Der Ort lag im Wadi Tumilat, einem etwa 50 km langen Tal im östlichen Nildelta. Umstritten ist, mit welchem archäologischen Fundplatz der Name zu verbinden ist. Es kommen Tell el-Maschuta oder Tell er-Retaba in Frage.

Schriftliche Belege[Bearbeiten | Quelltext bearbeiten]

Das ägyptische Pi-Atum[Bearbeiten | Quelltext bearbeiten]

Der Gebrauch des Wortes Pi bzw. Per im Ortsnamen ist wesentlich.[2] Es hatte weitreichende Verwendung in altägyptischen Texten und leitet sich von pr „Haus“ ab. Der Ausdruck bezeichnete unter anderem den Tempel eines Gottes und in größerem Kontext das Tempel-Areal oder die Domäne eines Gottes. In diesem Sinne umfasste es ein weit größeres Gebiet als der eigentliche Tempel und konnte eine ganze Stadt bezeichnen.[3]
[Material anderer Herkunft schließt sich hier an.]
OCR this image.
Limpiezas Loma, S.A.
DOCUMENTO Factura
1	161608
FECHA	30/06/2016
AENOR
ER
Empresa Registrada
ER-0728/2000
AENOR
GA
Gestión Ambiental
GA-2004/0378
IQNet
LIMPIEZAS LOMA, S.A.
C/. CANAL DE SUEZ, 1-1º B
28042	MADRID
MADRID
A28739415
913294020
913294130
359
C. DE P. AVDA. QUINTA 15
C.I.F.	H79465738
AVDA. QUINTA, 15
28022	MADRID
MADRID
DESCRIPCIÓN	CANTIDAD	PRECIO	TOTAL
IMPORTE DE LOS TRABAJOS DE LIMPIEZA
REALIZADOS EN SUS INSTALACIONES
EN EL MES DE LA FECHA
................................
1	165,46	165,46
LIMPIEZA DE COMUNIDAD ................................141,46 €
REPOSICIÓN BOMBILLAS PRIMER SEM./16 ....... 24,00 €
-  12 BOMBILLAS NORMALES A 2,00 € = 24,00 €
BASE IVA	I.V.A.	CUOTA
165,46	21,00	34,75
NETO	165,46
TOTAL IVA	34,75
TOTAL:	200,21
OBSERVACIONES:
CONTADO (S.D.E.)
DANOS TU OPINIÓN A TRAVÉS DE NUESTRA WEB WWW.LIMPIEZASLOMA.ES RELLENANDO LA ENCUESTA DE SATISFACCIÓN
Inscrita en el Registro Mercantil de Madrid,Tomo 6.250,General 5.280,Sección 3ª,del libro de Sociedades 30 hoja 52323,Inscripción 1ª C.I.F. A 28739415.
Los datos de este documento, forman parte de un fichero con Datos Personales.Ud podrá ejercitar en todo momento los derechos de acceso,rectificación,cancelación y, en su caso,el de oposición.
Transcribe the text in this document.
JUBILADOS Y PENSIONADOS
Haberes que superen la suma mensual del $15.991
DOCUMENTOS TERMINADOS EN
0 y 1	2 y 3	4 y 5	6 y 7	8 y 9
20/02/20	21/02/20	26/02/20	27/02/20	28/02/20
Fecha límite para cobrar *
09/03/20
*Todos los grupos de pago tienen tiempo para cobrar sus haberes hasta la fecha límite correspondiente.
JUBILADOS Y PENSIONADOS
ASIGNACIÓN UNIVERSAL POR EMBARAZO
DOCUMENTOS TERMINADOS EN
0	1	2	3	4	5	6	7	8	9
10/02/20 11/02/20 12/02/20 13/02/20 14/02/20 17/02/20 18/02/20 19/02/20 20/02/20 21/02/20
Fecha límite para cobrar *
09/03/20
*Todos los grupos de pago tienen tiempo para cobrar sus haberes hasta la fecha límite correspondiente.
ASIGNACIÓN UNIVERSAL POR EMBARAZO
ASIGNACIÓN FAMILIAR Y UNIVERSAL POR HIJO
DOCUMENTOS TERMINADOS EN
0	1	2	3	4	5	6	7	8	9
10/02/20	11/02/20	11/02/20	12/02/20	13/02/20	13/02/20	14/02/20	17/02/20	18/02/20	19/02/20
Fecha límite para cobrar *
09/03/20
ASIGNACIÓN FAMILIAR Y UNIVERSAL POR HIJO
Der Papyrus Anastasi VI, der in die Zeit des Merenptah datiert, erwähnt, dass man Schasu-Beduinen aus Edom den Durchgang durch die Festung „Merenptah-Hetephermaat“ gewährte. Dadurch konnten diese zu den Seen von Pi-Atum gelangen, das in der Region Tjeku liegt, um ihre Herden zu ernähren.[4] Interessanterweise werden die Seen, die sich auf Pi-Atum beziehen, von den ägyptischen Schreibern nicht mit dem ägyptischen Wort angegeben, sondern mit dem semitischen Lehnwort b-r-k-w.t in syllabischer Schreibung. Manfred Bietak geht davon aus, dass ein ursprünglich ägyptischer Name von diesem idiomatischen Ausdruck verdrängt wurde. Die Region müsse deshalb für längere Zeit von einer semitischsprachigen Bevölkerung besiedelt gewesen sein.[5]

Unter den Funden aus Tell el-Maschuta gibt es zwei Objekte, die sich auf Pi-Atum beziehen, alle anderen gebrauchen den Ausdruck Tjeku. Die Statue eines Schreibers, die in die Regierungszeit des Osorkon II. datiert, erwähnt das „Haus des Atum“ (pr-Jtm) als Teil von dessen Titel. Die Pithomstele aus der Zeit des Ptolemaios II. erwähnt den Ortsnamen drei Mal, in der 13. Zeile als „Pi-Atum von Tjeku“.[6]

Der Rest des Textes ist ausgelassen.